Imitation

A woman somewhere sets a timer for fifteen minutes. Even though her phone is right beside her, she sets it on the microwave because she likes that better: the countdown in red numbers, the loud beeps and reminder chirps, the anticipation almost as if she’s waiting to pull out a bag of popcorn. She punches in “15:00 Start,” though she knows she won’t need it—she’ll sense the tightening first, which will expand incrementally, followed by the hardening at the edges, and finally the total paralysis. Then it will be time.

She’s starting to feel it already, of course, and the visage of a facial transplant patient, taut and shiny with the skin of another, bubbles to the surface of her consciousness. The woman banishes the thought, however—too dark. Returning to the bathroom, she stares deliberately at herself in the mirror, amplifying the grotesqueness of it: dead-eyed, mouth agape, head tilted.

She’s often thought that women enjoy posting selfies in sheet masks on Instagram because they secretly want to be monstrous. There’s something deliciously disturbing and confrontational about it, despite the banality of the skin regimen hashtags and self-care motivational quotes. Though she considers herself above such affected displays, she does understand the psychology of it, and relishes looking at herself in this state.

The woman also always thinks of Blanche DuBois at times like this, frantic near the end, extolling her “beauty of the mind and richness of the spirit” that “aren’t taken away, but grow! Increase with the years!” She fiercely believes this about herself, too, while simultaneously acknowledging the irony that she is as deeply obsessed with her looks as the famous tragic hero is.

Her husband is working late as usual—not code for having an affair, simply on a different schedule than she. Sitting at home reading books and watching movies with a mask on doesn’t feel particularly luxurious to her: it feels like maintenance, albeit deeply enjoyable maintenance. Really, the woman just hates that word attendant to luxury: “pampering.” It reminds her of diapers, and by extension, babies, something she has no interest in at the moment.

She’s back in her body, now (what yogis tell women like her to do in order to be “present”), fingering the pleasing crust of the mask and resisting the temptation to rip it off before the requisite time has elapsed. Out of boredom and some innate desire to want to do things correctly, the woman rereads the package instructions: “1.) Carefully unfold mask and apply to clean skin. 2.) Adjust around eyes, nose, and mouth, smoothing to fit the outline of your beautiful face.” She rolls her eyes at this one, resentful at being patronized by an inanimate object; of course she knows that her animus is really directed at some hypothetical roomful of skin-care marketing types, masking contempt for their customers’ shallow need for validation with embarrassing expressions of feel-goodery, which make her feel nothing but silly. But the mask, it must be remembered, is a necessity now: the woman isn’t twenty anymore. She isn’t only fighting acne (though she still is, of course, like every thirty-five-year-old woman she knows)—she’s fighting aging. Aging: the process, and not age itself. Curious, she begins to think…Suddenly, her eyes dart back to the package, and scan the next words: “3.) Close eyes and panic for 20-30 years.”

No, that can’t be right. She blinks, then reads it again. It’s right there in—she wants to say—Helvetica? She is not mistaken. The woman is not the sort of woman to make casual reading errors. She is also not the sort of woman to lose her sense of reality. This is just some hipster take on skin care, irony masquerading as the antidote to boringly sincere copy. We prefer our fruitless attempts to fend off death with a wink and a nod, thank you very much. And yet she is deeply unnerved, glancing away from the bathroom vanity and over her shoulder, into the dimly-lit hallway beyond. She hears nothing besides the humming air conditioner, because her husband isn’t home and won’t be for some time.
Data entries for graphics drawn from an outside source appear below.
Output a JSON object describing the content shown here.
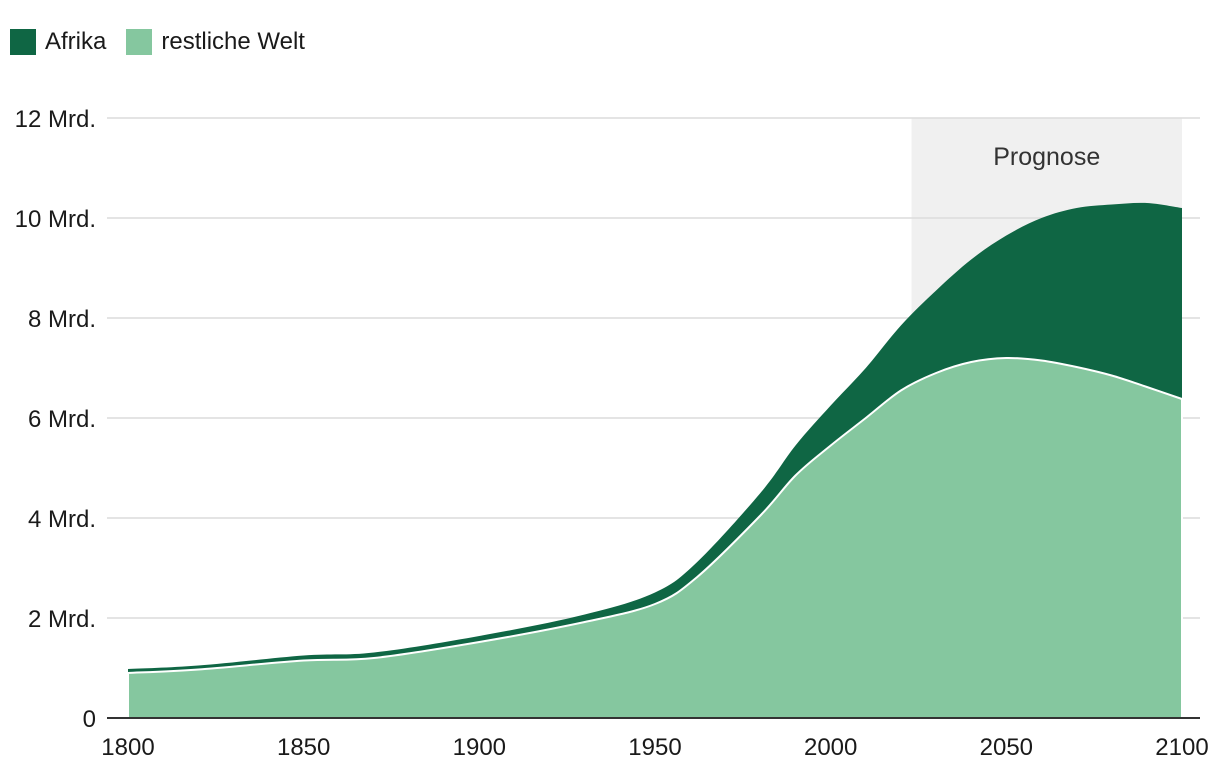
{
  "chart_data": {
    "type": "area",
    "stacked": true,
    "legend_placement": "top-left",
    "grid": true,
    "xlim": [
      1800,
      2100
    ],
    "ylim": [
      0,
      12
    ],
    "x_ticks": [
      {
        "value": 1800,
        "label": "1800"
      },
      {
        "value": 1850,
        "label": "1850"
      },
      {
        "value": 1900,
        "label": "1900"
      },
      {
        "value": 1950,
        "label": "1950"
      },
      {
        "value": 2000,
        "label": "2000"
      },
      {
        "value": 2050,
        "label": "2050"
      },
      {
        "value": 2100,
        "label": "2100"
      }
    ],
    "y_ticks": [
      {
        "value": 0,
        "label": "0"
      },
      {
        "value": 2,
        "label": "2 Mrd."
      },
      {
        "value": 4,
        "label": "4 Mrd."
      },
      {
        "value": 6,
        "label": "6 Mrd."
      },
      {
        "value": 8,
        "label": "8 Mrd."
      },
      {
        "value": 10,
        "label": "10 Mrd."
      },
      {
        "value": 12,
        "label": "12 Mrd."
      }
    ],
    "x": [
      1800,
      1820,
      1850,
      1870,
      1900,
      1930,
      1950,
      1962,
      1980,
      1990,
      2000,
      2010,
      2020,
      2030,
      2040,
      2050,
      2060,
      2070,
      2080,
      2090,
      2100
    ],
    "series": [
      {
        "name": "restliche Welt",
        "color": "#85c79f",
        "values": [
          0.9,
          0.97,
          1.15,
          1.2,
          1.52,
          1.92,
          2.28,
          2.82,
          4.05,
          4.85,
          5.45,
          6.0,
          6.55,
          6.9,
          7.12,
          7.2,
          7.15,
          7.02,
          6.85,
          6.62,
          6.38
        ]
      },
      {
        "name": "Afrika",
        "color": "#0f6644",
        "values": [
          0.08,
          0.08,
          0.1,
          0.11,
          0.12,
          0.15,
          0.23,
          0.3,
          0.45,
          0.6,
          0.8,
          1.0,
          1.3,
          1.65,
          2.05,
          2.45,
          2.85,
          3.18,
          3.42,
          3.68,
          3.82
        ]
      }
    ],
    "annotation": {
      "label": "Prognose",
      "x_start": 2023,
      "x_end": 2100,
      "shade_color": "#f0f0f0"
    },
    "gridline_color": "#dcdcdc",
    "axis_color": "#333333"
  }
}
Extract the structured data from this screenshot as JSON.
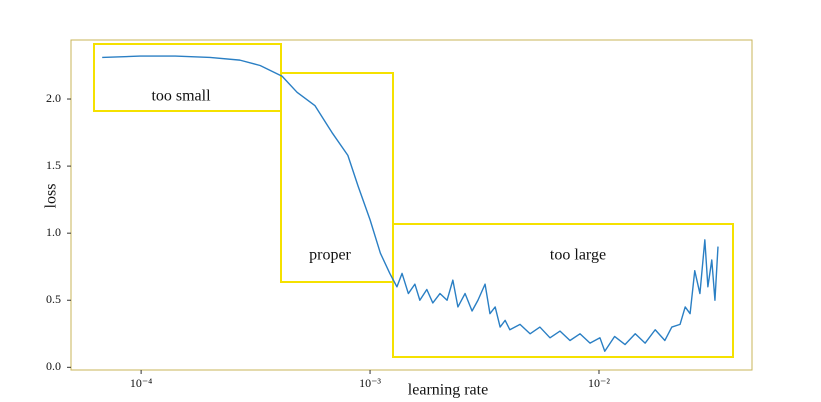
{
  "chart_data": {
    "type": "line",
    "x_label": "learning rate",
    "y_label": "loss",
    "xscale": "log",
    "grid": false,
    "xlim": [
      4.94e-05,
      0.0466
    ],
    "ylim": [
      -0.02,
      2.44
    ],
    "xticks": [
      {
        "value": 0.0001,
        "label": "10⁻⁴"
      },
      {
        "value": 0.001,
        "label": "10⁻³"
      },
      {
        "value": 0.01,
        "label": "10⁻²"
      }
    ],
    "yticks": [
      {
        "value": 0,
        "label": "0.0"
      },
      0.5,
      {
        "value": 1,
        "label": "1.0"
      },
      1.5,
      {
        "value": 2,
        "label": "2.0"
      }
    ],
    "annotations": [
      "too small",
      "proper",
      "too large"
    ],
    "annotation_color": "#f5e100",
    "x": [
      6.76e-05,
      9.9e-05,
      0.000141,
      0.0002,
      0.00027,
      0.000331,
      0.000413,
      0.00048,
      0.000575,
      0.000682,
      0.0008,
      0.000887,
      0.001,
      0.00111,
      0.00122,
      0.00131,
      0.00138,
      0.00147,
      0.00157,
      0.00165,
      0.00177,
      0.00188,
      0.00202,
      0.00217,
      0.0023,
      0.00242,
      0.0026,
      0.00279,
      0.00296,
      0.00318,
      0.00334,
      0.00352,
      0.0037,
      0.00389,
      0.00408,
      0.00452,
      0.005,
      0.00552,
      0.00611,
      0.00676,
      0.00747,
      0.00826,
      0.00914,
      0.0101,
      0.0106,
      0.0117,
      0.013,
      0.0144,
      0.0159,
      0.0176,
      0.0194,
      0.0208,
      0.0226,
      0.0238,
      0.025,
      0.0262,
      0.0276,
      0.029,
      0.0299,
      0.0311,
      0.0321,
      0.0331
    ],
    "series": [
      {
        "color": "#2a7fc4",
        "values": [
          2.31,
          2.32,
          2.32,
          2.31,
          2.29,
          2.25,
          2.17,
          2.05,
          1.95,
          1.75,
          1.58,
          1.35,
          1.1,
          0.85,
          0.7,
          0.6,
          0.7,
          0.55,
          0.62,
          0.5,
          0.58,
          0.48,
          0.55,
          0.5,
          0.65,
          0.45,
          0.55,
          0.42,
          0.5,
          0.62,
          0.4,
          0.45,
          0.3,
          0.35,
          0.28,
          0.32,
          0.25,
          0.3,
          0.22,
          0.27,
          0.2,
          0.25,
          0.18,
          0.22,
          0.12,
          0.23,
          0.17,
          0.25,
          0.18,
          0.28,
          0.2,
          0.3,
          0.32,
          0.45,
          0.4,
          0.72,
          0.55,
          0.95,
          0.6,
          0.8,
          0.5,
          0.9
        ]
      }
    ]
  }
}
The woman realizes with a start that she hasn’t yet removed the mask. She looks back at her wan reflection and begins moving the forefinger and thumb of each hand to the corners at her chin. She feels for the edge that she knows is there, like the page of a book one is desperate to flip, but can’t get a grip on. Her heart races as she manually and intellectually understands that there is no longer an edge: the pallid sheet is the face, and the face is the pallid sheet. Now she is clawing at the mask, whimpering, wailing. Her phone vibrates helplessly against the porcelain.

4.) Remove when dry, or when skin slips off like an omelet sliding perfectly from an oiled skillet onto the plate.

There is pounding at the apartment door, but it sounds fuzzy and distant; her ears ring and her mind adjusts these details around the story that is only now unfolding to her all at once, the Poet’s well-tied knot.

Years peel.

***

Rachel Voss is a high school English teacher living in Queens, New York. She graduated with a degree in Creative Writing and Literature from SUNY Purchase College. Her work has previously appeared in The Ghazal Page, Hanging Loose Magazine, Unsplendid, Jokes Review, Matter Press, Bodega Magazine, and NonBinary Review, among others.